Delivering the feature address during the evening session of the two-part graduation ceremony at the Cave Hill Campus over the weekend, Justice Saunders did not call names as he tore into CARICOM member nations who continue to use the British Privy Council to interpret the law of their lands despite the regional organization establishing the CCJ for that purpose.
“It was absolutely perplexing to me that so many people in the region contrive to find excuse upon excuse to justify the anomaly that after 50 years of political independence the laws that we proudly make in our own parliaments should ultimately be interpreted and applied by a British institution, staffed with British judges all of whom reside in Britain,” he said Saturday after being conferred with an Honorary Doctor of Laws degree.
While the CCJ is the final authority for all 15-member nations on any aspect of the Revised Treaty of Chagauramas that established CARICOM, only Barbados, Guyana, Belize and Dominica have subscribed to the court’s jurisdiction for final appeals.
The other CARICOM states, except Haiti and Suriname, continue to grant appellate jurisdiction to the British ‘law lords’— the Judicial Committee Privy Council, a body of the UK House of Lords.
Grenada and St Vincent and the Grenadines are currently in campaigns to convince the electorate to vote in plebiscites to make the CCJ their final court of appeal.
Another CARICOM territory, Montserrat, still a British Overseas Territory, must therefore resort to the London-based court.
Saunders’ comments came against the backdrop of former Prime Minister Freundel Stuart’s last-ditch promise to take Barbados out of the CCJ during the campaign for the May 24 general elections.
With his defeat at the polls, Prime Minister Mia Mottley assured CARICOM the Barbados Labour Party Government had no intention of removing the court’s jurisdiction for final appeals.
Saunders told hundreds in the graduating class of 2018 of the importance of having “self-belief, a clear sense of ourselves, an understanding of our work as human beings and of our ability to forge our own destiny”.
He said this is “vital to us in the Caribbean with our fractured past of colonialism and slavery”.
In that context he described the resistance to full CCJ membership by a majority of CARICOM nations as “almost frightening” because “this situation occurs even after CARICOM states, over 15 years ago, established their own court precisely to serve that purpose, and since US$100 million to guarantee that court’s sustainability”.

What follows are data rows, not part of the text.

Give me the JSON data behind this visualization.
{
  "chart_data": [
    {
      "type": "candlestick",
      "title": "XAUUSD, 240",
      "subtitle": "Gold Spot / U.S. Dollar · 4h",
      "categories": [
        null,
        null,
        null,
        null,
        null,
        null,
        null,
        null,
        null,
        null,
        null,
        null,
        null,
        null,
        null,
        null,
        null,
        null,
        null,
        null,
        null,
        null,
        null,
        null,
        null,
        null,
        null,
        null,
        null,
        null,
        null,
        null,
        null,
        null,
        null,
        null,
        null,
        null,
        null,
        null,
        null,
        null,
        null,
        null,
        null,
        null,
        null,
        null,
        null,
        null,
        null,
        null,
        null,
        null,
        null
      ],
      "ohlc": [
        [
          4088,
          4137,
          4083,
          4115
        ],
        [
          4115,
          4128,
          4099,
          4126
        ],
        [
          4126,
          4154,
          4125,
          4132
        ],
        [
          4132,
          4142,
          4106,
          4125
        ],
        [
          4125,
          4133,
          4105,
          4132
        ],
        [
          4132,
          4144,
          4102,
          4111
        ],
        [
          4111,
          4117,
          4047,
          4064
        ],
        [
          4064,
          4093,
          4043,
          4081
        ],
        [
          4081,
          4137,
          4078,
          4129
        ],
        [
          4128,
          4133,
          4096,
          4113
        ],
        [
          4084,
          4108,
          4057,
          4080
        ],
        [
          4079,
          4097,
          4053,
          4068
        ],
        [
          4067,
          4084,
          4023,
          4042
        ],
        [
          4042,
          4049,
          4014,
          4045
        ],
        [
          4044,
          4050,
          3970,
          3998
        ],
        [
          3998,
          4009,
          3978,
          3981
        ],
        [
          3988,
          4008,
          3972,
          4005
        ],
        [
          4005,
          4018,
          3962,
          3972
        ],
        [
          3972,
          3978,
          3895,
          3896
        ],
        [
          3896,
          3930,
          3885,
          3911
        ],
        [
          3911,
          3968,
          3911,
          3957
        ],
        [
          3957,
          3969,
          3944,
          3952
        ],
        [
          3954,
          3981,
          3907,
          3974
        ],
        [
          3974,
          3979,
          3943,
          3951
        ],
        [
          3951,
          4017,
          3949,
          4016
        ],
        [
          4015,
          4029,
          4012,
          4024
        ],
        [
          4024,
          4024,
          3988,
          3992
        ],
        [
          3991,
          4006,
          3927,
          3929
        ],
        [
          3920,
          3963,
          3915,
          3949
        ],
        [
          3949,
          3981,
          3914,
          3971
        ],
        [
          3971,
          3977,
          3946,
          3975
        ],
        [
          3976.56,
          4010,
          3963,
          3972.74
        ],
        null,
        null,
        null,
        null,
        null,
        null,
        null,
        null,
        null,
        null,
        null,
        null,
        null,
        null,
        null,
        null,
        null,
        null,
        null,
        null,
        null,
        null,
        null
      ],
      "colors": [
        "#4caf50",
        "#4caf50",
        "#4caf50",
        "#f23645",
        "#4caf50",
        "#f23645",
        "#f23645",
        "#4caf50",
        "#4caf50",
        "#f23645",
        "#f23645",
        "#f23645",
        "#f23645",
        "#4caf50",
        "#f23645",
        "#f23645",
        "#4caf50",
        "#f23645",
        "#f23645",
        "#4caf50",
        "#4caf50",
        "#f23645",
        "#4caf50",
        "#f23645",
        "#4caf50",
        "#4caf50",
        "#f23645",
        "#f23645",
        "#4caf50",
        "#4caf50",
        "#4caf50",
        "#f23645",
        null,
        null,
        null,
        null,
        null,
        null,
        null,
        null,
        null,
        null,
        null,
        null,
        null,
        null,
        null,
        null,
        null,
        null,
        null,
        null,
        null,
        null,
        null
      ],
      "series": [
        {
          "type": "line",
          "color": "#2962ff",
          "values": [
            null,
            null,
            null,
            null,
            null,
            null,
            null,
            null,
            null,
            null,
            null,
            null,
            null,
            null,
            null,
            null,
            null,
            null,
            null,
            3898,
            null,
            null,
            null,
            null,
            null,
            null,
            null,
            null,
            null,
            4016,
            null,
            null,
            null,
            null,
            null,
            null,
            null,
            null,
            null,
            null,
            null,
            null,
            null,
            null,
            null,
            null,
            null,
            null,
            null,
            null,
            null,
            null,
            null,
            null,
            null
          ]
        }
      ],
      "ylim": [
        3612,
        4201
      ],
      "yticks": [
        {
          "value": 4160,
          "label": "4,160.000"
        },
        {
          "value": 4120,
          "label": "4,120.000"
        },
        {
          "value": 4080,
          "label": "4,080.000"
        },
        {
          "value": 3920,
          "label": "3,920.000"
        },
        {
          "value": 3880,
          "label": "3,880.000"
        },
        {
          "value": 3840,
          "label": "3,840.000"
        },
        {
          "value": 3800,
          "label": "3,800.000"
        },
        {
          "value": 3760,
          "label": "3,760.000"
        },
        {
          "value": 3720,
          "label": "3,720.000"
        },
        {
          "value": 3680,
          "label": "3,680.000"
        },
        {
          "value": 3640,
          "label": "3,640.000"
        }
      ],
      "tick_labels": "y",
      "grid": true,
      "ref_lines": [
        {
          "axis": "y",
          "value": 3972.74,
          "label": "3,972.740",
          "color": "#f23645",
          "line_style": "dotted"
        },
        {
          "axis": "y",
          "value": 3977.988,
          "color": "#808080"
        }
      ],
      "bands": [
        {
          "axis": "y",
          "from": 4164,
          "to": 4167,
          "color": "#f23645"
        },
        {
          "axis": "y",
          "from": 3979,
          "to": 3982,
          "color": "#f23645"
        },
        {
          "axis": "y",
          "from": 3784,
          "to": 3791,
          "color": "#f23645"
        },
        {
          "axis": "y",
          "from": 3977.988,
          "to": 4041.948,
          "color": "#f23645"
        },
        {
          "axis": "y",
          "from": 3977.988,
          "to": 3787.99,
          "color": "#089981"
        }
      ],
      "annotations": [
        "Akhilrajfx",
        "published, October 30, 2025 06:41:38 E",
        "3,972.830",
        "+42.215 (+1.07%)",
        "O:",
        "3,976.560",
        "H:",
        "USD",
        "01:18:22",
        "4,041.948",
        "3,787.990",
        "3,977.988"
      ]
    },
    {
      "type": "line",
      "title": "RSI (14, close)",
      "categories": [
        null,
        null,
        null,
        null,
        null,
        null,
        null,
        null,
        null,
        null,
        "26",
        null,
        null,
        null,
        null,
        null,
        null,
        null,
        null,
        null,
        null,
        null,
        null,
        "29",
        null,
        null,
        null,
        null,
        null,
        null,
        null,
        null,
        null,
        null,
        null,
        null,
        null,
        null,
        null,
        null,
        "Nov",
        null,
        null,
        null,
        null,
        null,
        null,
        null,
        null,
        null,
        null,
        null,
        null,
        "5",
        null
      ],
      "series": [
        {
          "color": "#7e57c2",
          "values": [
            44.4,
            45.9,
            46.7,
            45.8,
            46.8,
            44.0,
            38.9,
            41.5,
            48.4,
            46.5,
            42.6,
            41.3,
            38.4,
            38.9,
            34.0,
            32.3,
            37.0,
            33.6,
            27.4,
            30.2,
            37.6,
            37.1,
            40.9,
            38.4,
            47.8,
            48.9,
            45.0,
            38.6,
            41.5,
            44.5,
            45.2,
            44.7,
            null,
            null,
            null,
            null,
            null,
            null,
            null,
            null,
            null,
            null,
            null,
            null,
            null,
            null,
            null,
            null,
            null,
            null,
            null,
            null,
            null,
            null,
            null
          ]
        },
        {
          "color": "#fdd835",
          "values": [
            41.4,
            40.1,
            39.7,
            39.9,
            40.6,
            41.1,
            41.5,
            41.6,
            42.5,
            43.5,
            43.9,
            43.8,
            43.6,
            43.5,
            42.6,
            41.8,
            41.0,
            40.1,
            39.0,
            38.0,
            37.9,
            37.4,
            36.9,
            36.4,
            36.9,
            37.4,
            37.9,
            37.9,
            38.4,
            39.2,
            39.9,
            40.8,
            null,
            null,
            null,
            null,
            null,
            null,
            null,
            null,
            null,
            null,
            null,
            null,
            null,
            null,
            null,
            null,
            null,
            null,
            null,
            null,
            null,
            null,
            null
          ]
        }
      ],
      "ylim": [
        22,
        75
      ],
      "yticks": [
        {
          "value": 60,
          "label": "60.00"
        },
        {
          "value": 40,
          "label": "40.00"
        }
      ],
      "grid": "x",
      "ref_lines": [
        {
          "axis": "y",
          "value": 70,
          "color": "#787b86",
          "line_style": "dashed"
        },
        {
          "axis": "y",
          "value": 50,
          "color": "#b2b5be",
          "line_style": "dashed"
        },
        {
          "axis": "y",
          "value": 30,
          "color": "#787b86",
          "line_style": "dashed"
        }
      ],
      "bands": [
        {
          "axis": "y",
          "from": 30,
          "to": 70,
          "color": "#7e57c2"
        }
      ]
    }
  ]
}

The trust fund, pooled by all CARICOM states, has been placed with investors and the returns ensure that CCJ is financially self-sufficient and thereby free from political influence.
Four years ago, then CCJ President, Sir Denis Byron, revealed that some 11 years after the court’s creation, the CCJ was satisfactorily maintained on the interest accrued from the investment and there was no need then to touch the principal.
Justice Saunders, who assumed the CCJ’s top post in July, said “I often meet colleagues, judges and other persons in the justice sector coming from countries from Latin America, Asia, Africa, and when I try to explain this phenomenon to them, it is no longer an anomaly because in the face of the incredulity on their faces, it becomes a painful embarrassment”.
He said that embarrassment “is linked to our perception of ourselves and the level of confidence we have in our capacity to take full responsibility for our own governance”.
But the chief justice of the CARICOM court also cited regional integration bodies such as UWI, the Caribbean Development Bank and the Caribbean Examinations Council that have become authorities and part of regional existence, expressing confidence that CCJ will one day be so regarded.
He also expressed confidence in the graduating class, those who went before, and the ones to come.
“I know that we can produce, that we have produced, and that in all of you assembled here we are producing worthy human beings who can effectively manage institutions of that nature”.